His eye did not twinkle. Mosca started to wonder if he was a real highwayman at all.

As the coach driver and footmen clambered down to be searched, Blythe’s eye passed questingly over his other prisoners. The quivering trap-seller received a glance of contempt, and Blythe’s gaze slid off Mosca, to rest on Clent.

‘You. Open the carriage door and hand the passengers out.’

Hesitantly, Clent laid his hand upon the carriage door.

‘My lady,’ he murmured softly through the window, ‘I fear your presence is required.’

There was a pause. The moon-like face bloomed into view behind the curtain.

‘Do they mean to search us?’ There was no hint of outrage in the woman’s tone.
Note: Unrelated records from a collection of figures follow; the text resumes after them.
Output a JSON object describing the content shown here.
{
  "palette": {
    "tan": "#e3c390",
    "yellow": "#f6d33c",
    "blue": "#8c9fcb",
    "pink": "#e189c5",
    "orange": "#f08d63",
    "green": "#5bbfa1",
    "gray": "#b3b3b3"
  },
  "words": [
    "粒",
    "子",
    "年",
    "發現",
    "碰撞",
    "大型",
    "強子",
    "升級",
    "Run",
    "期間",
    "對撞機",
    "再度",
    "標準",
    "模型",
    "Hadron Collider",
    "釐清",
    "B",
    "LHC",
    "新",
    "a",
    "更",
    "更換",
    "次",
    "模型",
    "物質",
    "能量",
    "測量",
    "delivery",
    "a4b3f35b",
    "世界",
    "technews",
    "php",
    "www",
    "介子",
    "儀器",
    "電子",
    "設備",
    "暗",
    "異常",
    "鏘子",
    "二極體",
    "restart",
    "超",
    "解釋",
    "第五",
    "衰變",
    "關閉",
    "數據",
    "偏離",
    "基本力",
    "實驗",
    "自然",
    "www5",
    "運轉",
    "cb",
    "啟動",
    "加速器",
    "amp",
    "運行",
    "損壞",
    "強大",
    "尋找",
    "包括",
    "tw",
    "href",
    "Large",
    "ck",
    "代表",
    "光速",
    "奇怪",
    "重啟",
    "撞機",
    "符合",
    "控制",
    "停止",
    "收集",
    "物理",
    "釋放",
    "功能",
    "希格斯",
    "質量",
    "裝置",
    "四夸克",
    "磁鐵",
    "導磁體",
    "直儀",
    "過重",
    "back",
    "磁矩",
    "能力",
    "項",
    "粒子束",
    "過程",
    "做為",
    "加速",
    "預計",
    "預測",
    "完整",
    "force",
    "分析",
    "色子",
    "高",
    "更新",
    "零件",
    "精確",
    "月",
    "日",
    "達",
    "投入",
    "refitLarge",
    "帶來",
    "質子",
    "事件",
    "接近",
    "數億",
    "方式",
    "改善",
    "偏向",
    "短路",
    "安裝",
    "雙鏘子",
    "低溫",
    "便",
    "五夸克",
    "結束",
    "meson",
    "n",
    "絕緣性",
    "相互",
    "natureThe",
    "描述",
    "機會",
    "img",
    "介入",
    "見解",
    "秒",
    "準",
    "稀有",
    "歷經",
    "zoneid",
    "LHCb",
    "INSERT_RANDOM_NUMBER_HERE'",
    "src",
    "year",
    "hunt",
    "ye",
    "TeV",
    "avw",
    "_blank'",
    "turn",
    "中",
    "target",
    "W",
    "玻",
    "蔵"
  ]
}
It was simply a question.

‘I… think so. The captain has many men to pay, and seems too desperate to be nice.’

‘Unacceptable.’ The voice was soft, almost childish, but chill with resolution.

‘Unavoidable.’

‘Anything is avoidable. I have a pocket watch crafted in the shape of a pistol. If I give it to you along with my purse, you might take my money to the brigands’ leader, and then hold the watch against his head until my men are given back their pistols. You would be well rewarded.’

Clent opened his mouth until it would have taken in a potato, then closed it again.

‘My lady, when a man takes a bullet, all the gold thread in the world will not sew him whole again.’

‘I am carrying an object of personal value with which I do not intend to part.’ Her face was now so close to the curtain that the lace left a fretwork of shadow across her cheeks. ‘Do you know who I am?’

Clent gave a nod. Mosca saw that he was looking at a signet ring on the lady’s hand, and she was astonished to hear his next words, low and hurried.

‘My lady… if I can persuade the man not to have you searched, will you be willing to find employment for myself and my…’ he glanced at Mosca and visibly relented – ‘my secretary? We are poets and wordsmiths of no mean standing.’